One of the most important characteristics we need to develop to attract someone for us is our ability to set healthy boundaries that keep our personal identity intact. Keeping our identity intact is a part of our wholeness. Wholeness is another word for healthy, whole, complete and unbroken. It doesn’t mean we are perfect, but we have enough stability and sobriety resulting in the clarity needed to make decisions that lead to health and wholeness for ourselves. Setting healthy boundaries while dating helps to provide greater safety and security along with the closeness we desire while getting to know others.
Setting healthy boundaries extends to our emotional stability as well. When we’ve embraced proper boundaries, we value ourselves and protect ourselves, and require others to do the same. The person who respects our boundaries and values us as much as we have shown that we value ourselves will be someone that we may want to consider keeping around.
An Expert Had the Below to Say
Stephanie Camins of Roadtogrowthcounseling.com shares some important things about boundaries in her article, “Setting Emotional Boundaries in Relationships.”
“Setting good personal boundaries is critical to creating healthy relationships, increasing self-esteem, and reducing stress, anxiety, and depression. Boundaries protect your personal self by setting a clear line between what is me and what is not me. A lack of boundaries opens the door for others to determine your thoughts, feelings, and needs. Defining boundaries is a process of determining what behavior you will accept from others and what you will not.”
I would encourage you to follow the link and read the entire article as it shares some basic boundaries that everyone has. I love that she bought out the fact that those without boundaries open the door for others to determine thoughts, feelings, and needs instead of requiring your own thoughts feelings, and needs and getting those.
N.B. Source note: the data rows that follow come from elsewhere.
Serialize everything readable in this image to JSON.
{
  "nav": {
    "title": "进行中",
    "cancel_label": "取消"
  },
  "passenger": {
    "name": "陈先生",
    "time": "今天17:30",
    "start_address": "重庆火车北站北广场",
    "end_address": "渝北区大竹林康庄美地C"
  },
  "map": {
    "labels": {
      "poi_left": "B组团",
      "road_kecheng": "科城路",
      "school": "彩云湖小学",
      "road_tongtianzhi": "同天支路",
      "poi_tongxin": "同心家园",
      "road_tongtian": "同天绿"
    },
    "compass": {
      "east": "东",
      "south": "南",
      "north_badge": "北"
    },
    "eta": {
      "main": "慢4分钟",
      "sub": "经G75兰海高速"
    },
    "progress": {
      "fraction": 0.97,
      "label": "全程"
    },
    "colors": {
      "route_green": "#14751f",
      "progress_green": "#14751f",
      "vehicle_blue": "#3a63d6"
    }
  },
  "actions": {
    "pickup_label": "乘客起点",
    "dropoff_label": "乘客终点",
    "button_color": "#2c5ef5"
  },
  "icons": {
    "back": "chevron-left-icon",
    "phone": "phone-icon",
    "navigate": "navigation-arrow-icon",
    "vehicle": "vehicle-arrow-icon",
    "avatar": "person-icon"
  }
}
Could this be why some of us may be disappointed in our dating because we aren’t setting clear boundaries for ourselves before we get into a dating relationship or any relationship for that matter?
Many women have been socialized into thinking that passivity and conformity in relationships is the only option for women, but this outlook can easily cause us to lose ourselves in dating and cause us to avoid practicing the proper discernment to qualify the right man for us. Each of us has a right to qualify someone who will genuinely care for who we are at the core. Therefore, we have to maintain who we are at the core by setting the proper boundaries to protect who we are.
Boundaries Protect Our Values
Boundaries protect our values. Our values are the core beliefs that make us who we are. If I value rest; I will set a boundary to go to bed at an appropriate time to maintain my rest and energetic attitude. If I value getting my hair done; I will set a boundary to allocate money within my budget to be able to get my hair done. If I value intimacy with God; I will schedule my dates or phone time around my intimate time with God and not in place of. If I value the clarity that comes with not being physically involved too soon; I will communicate that at the proper time to my partner and it should be respected and acted upon accordingly.
Someone only interested in pushing or removing your boundaries may be selfish and may not genuinely care about you at all. Remember what the Bible says about love: Love is not self-seeking (1 Cor 13:5.) They may only care about transforming you into the image of what they want in their mind. We need to be honest with ourselves when we are dating someone who doesn’t match our values and thus doesn’t respect our boundaries that protect our values.
It’s okay to pass on them so that our identities and self-worth can remain intact. We should never degrade or devalue ourselves to be in a relationship with someone. I ask the question in my book, The Wholeness Action Plan: Do we love ourselves the way that we expect someone else to love us? Receiving the right love in our lives first starts with our decision to love ourselves. Meditate on the love chapter of 1 Corinthians 13 and ask yourself if you love yourself in each of the ways mentioned. If not get to work on loving you.
Once Your Healthy Boundaries are Set You’ll Need to Stick to Them:
Once our boundaries are set; we need to stick to them. If we do not stick to our boundaries that we set; we will confuse those seeking to be in a relationship with us. I shared a story in my book: Patterns of the Heart: Discernment in Choosing a Potential Spouse of a couple named Tavia and Terrell. They both had different values but continued to date. After Terrell attempted to change Tavia’s boundaries of saving sexual intimacy for later. The couple split up. The truth was they could not continue in the relationship unless one person yielded their boundaries to the other, but because the boundary that Tavia had had a specific goal to honor her relationship with God she could not continue in the relationship and still be herself. She would have had to become someone else that she was not willing to be.
The same was true of Terrell who had a personal value to please himself in the relationship without considering God. He would have had to become someone he was not also to continue with Tavia. If we want to be loved for who we genuinely are we have to genuinely be ourselves. Terrell met someone with the same values as him and now he is married. Likewise, Tavia in the book met someone with similar values as her. Because the values matched; the boundaries were respected and a healthy bond grew. This is what I want and this is why I’ve committed to myself to be myself maintaining the boundaries that allow me to do so.
Amos 3:3 – How can two walk together except they are agreed.